Rein handlungsmäßig wäre das Ballermannlustspiel nach wie vor möglich, denn bei der allen Körpergiften abholden Antonia genügen der Begrüßungscocktail sowie ein abendlicher Strandspaziergang inklusive Feuerwerk, um die Nacht mit Gregor zu verbringen. Dass sich die beiden später auch noch ineinander verlieben, ist zwar etwas unrealistisch, aber Gegensätze dieser Art machen ja den Reiz vieler romantischer Komödien aus. Erstaunlicherweise gelingt es Christoph Busche (Buch) und Ulli Baumann (Regie) jedoch, aus den Zutaten einen Film zu zaubern, der durchaus einen gewissen Anspruch erfüllt; erst recht, wenn die Erwartungen angesichts des Titels eher niedrig sind. Das funktioniert, weil Busche, der zuletzt immerhin an der "NSU"-Trilogie beteiligt war, eigentlich eine Vater/Tochter-Geschichte erzählt: Gregor hat vor vielen Jahren Frau und Kind verlassen, um sich seinen Schlagertraum zu erfüllen. Stella ist tief enttäuscht von ihm, denn er war nie da, wenn sie ihn brauchte.

Ein kleiner Kniff mit großer Wirkung verhindert, dass "Verdammt verliebt auf Malle" zum Drama wird, schließlich gehört zu beinahe jeder romantischen Komödie auch ein ordentliches Missverständnis. In diesem Fall betrifft es die Liebenden aber nur indirekt: Weil sich Mitschülerin Helena (Zsa Zsa Inci Bürkle) Gregor recht unverblümt an den Hals wirft, ist Stella überzeugt, die beiden hätten was miteinander.
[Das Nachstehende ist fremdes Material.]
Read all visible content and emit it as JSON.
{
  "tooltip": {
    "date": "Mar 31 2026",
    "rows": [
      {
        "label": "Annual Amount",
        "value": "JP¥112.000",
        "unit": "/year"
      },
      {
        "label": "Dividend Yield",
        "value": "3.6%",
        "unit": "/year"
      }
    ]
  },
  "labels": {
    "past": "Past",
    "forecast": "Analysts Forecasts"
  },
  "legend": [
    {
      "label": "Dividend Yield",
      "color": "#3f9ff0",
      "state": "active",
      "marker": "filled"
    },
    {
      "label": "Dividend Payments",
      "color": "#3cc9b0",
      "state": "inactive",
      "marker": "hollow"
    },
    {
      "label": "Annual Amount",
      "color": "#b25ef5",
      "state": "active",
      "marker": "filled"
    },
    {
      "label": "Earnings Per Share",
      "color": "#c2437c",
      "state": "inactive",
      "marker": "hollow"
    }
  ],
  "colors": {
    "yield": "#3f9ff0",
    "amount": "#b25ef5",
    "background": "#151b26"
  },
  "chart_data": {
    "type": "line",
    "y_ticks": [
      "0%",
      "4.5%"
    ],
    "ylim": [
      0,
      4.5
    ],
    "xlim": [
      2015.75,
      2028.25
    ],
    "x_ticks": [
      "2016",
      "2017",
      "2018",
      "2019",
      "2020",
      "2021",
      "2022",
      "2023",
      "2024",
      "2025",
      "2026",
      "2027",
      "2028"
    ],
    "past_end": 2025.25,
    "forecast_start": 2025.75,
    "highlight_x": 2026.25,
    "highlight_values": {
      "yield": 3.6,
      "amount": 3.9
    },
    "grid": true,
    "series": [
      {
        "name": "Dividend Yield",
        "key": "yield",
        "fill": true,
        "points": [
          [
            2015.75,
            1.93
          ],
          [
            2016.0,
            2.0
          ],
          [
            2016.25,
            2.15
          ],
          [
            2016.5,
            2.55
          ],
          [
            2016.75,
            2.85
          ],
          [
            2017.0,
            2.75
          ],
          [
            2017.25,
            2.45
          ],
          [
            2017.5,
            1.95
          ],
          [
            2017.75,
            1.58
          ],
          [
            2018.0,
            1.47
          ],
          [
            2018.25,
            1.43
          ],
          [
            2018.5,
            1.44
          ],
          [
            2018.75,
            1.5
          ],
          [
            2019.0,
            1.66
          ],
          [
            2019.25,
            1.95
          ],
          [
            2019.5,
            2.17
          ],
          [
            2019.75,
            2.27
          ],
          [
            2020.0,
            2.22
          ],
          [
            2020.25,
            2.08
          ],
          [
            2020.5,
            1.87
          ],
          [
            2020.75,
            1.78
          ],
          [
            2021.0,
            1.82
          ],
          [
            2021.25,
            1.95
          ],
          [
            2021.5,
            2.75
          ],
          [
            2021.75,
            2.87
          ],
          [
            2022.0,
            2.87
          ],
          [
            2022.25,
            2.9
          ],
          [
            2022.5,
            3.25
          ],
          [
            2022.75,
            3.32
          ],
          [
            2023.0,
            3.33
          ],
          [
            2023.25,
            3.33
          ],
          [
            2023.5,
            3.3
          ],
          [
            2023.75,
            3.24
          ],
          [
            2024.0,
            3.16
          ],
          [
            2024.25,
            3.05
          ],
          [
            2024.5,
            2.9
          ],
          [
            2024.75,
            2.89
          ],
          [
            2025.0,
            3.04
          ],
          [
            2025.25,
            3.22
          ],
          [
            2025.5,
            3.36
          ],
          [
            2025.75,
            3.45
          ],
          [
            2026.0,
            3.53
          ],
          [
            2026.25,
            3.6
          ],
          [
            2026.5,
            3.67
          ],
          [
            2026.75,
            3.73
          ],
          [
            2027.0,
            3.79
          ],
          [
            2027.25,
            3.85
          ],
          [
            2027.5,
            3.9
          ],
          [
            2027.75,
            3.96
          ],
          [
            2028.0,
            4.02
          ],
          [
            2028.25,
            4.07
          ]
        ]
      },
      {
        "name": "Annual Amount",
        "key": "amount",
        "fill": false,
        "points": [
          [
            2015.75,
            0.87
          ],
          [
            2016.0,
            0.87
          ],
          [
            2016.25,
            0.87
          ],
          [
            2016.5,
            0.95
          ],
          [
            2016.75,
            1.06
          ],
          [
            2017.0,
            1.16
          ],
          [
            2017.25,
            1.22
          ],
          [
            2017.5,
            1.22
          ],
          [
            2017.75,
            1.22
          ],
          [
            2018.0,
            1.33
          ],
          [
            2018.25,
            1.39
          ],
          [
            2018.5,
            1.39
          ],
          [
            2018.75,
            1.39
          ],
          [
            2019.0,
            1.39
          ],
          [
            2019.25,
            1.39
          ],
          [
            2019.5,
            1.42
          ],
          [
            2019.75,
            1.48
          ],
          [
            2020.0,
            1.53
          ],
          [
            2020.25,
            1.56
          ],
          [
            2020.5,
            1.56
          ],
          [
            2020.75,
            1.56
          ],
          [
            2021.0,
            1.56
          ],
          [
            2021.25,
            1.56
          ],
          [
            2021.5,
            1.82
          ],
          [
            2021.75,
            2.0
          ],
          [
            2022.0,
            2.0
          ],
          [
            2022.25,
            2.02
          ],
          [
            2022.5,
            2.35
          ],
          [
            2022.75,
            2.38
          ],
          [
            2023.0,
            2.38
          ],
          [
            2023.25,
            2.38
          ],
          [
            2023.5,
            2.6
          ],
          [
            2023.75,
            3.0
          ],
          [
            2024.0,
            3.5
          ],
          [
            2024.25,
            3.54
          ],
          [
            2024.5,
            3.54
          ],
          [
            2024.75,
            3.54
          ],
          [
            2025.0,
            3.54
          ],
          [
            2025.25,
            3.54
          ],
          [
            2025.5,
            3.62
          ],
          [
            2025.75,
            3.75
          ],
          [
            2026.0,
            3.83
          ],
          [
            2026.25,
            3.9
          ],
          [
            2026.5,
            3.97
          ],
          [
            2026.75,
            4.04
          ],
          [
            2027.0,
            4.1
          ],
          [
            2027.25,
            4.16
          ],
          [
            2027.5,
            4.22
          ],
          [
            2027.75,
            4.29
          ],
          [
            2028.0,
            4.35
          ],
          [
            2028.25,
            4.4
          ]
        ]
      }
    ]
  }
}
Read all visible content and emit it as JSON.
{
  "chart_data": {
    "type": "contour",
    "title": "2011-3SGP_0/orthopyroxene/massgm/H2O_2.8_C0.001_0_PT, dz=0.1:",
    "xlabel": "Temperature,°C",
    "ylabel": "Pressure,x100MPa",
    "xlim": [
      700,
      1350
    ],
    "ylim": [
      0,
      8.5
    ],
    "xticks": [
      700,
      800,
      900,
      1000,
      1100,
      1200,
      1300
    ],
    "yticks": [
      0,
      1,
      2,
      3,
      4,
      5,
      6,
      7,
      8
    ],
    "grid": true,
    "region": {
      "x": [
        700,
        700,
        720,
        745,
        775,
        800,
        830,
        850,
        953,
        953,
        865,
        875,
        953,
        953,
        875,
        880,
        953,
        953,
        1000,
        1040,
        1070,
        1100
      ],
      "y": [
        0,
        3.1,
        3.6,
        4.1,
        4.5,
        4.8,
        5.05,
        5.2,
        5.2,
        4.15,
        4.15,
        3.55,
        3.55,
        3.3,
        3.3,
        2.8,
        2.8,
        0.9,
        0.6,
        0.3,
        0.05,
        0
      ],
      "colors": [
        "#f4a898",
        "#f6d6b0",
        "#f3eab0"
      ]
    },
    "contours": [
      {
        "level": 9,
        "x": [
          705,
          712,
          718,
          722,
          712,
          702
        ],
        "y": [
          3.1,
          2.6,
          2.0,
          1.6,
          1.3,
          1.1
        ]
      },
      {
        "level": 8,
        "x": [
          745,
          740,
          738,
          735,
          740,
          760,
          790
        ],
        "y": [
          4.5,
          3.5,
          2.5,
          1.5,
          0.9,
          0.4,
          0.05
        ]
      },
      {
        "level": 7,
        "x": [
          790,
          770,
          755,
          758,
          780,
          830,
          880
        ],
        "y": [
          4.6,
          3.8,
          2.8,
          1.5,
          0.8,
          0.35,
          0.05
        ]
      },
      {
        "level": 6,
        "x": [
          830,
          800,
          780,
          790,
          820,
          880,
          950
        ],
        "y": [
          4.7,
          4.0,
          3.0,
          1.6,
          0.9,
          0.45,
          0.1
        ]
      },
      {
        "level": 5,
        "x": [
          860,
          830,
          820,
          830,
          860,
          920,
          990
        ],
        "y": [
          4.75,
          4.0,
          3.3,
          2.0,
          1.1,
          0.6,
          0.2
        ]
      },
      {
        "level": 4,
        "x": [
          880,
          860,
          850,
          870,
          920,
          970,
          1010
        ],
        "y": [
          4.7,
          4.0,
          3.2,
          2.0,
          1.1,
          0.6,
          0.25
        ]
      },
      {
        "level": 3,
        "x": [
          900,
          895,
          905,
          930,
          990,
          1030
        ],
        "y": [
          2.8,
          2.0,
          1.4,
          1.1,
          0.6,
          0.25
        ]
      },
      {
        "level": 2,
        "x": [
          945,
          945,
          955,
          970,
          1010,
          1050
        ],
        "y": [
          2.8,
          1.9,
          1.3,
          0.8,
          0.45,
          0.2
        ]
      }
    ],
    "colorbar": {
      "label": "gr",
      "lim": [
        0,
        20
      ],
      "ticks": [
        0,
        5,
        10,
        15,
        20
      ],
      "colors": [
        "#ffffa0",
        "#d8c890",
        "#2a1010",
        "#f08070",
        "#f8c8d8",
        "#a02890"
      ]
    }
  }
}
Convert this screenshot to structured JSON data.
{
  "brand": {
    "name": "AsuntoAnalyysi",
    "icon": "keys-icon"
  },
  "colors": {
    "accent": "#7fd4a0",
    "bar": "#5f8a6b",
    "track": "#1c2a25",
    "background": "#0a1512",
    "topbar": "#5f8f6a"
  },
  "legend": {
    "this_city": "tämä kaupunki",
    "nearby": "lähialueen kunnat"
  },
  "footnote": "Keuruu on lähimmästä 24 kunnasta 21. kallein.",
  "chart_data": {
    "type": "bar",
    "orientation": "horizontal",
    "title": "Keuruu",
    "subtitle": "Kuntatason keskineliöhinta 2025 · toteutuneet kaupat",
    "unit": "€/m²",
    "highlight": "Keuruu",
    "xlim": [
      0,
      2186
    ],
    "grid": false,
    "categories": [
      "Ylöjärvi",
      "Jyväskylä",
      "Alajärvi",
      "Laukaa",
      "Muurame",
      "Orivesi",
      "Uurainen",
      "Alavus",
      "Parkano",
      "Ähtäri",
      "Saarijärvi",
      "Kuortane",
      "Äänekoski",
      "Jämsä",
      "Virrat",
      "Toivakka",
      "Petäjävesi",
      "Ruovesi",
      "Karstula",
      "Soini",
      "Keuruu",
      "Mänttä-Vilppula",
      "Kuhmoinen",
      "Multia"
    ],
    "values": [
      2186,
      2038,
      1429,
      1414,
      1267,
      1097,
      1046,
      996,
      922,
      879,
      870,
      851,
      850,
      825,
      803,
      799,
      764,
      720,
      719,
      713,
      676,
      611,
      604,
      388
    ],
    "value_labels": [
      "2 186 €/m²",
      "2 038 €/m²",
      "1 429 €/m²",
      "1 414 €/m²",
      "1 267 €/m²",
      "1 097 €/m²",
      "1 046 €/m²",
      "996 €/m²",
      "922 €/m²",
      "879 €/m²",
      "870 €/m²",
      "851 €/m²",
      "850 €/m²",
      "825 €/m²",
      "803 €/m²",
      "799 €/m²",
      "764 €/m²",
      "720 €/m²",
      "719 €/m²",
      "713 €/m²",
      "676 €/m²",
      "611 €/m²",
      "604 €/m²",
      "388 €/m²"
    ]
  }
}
Als sie ihren Vater und Antonia darauf anspricht, ohne Helena beim Namen zu nennen, glauben Gregor und die Lehrerin, Stella wisse von ihrer Beziehung. Dass später auch noch Antonias Liebhaber auf der Insel auftaucht, ist gleichfalls Teil des Standardmusters.

Niehaus und Luca spielen ihre Rollen zwar erwartbar, aber dennoch sind vor allem sie es, die den Film weit über das Titelniveau hinausheben. Niehaus versieht Antonia mit vielen kleinen Gesten, die den Charakter der Figur prägen, zumal ihre Kleider offenbar Vorhangstoffen aus den Sechzigerjahren nachempfunden sind (Kostüm: Barbara Fiona Schar); Kleidung ist auch hier ein probates Mittel, um den Wandel einer Figur zu verdeutlichen. Luca, der auch in diesem Film seinen wohltrainierten Oberkörper zeigen darf, hat es etwas einfacher, musste sich aber einer Herausforderung ganz anderer Art stellen: Die Party-Hits, die Gregor zum Besten gibt, singt Luca selbst, und das gar nicht schlecht; "Verdammt, ich lieb’ dich" hat er immerhin vor Hunderten von Partygästen im Mega Park vorgetragen. Die Mallorca-Größen Jürgen Drews und Mickie Krause singen dagegen nicht, was dem Film nicht zum Nachteil gereicht. Während Drews in seinem Gastpart recht souverän wirkt, wird aus Krause eher kein Schauspieler mehr. Aber er leitet das Finale ein: Als Stella rausfindet, dass Gregor und Antonia mittlerweile ernsthaft ineinander verliebt sind, reißt sie über Nacht aus. Ihr Vater fürchtet, sie habe sich auf ein Abenteuer mit Krause eingelassen, um ihm eins auszuwischen. Die Suche hat einen witzigen Auftritt zur Folge, bei dem das Paar den Entertainer auf einer Hochzeitsparty vermutet, deren Gäste allesamt ganz in Weiß erscheinen müssen; das einzige, was sich auf die Schnelle findet, sind ein Kapitänsanzug und ein ultrakurzer Krankenschwesterkittel, in dem Niehaus eine ebenso gute Figur macht wie Luca ohne Kleider.

Sympathische Dialoge

Baumann, dank Dutzender Sitcom-Folgen ("Nikola", "Ritas Welt") komödienerfahren wie nur wenige andere und mit so gut wie allen Fernsehpreisen ausgezeichnet, inszeniert diesen und einige ähnliche Momente, ohne dass es je peinlich wird. Sein Gespür für das richtige Timing zeigt sich auch in einer amüsanten Fahrstuhlszene, als Gregor von einem Stockwerk ins nächste rennt, um ein Beziehungsgespräch mit Antonia zu führen; die Dialoge sind ohnehin sehr sympathisch. Auch die jungen Schauspieler sind bei Baumann in guten Händen; besonderen Eindruck hinterlässt Nicole Mercedes Müller, die schon als Tochter von Hauptdarsteller Benno Fürmann in "Die vierte Gewalt" überzeugte.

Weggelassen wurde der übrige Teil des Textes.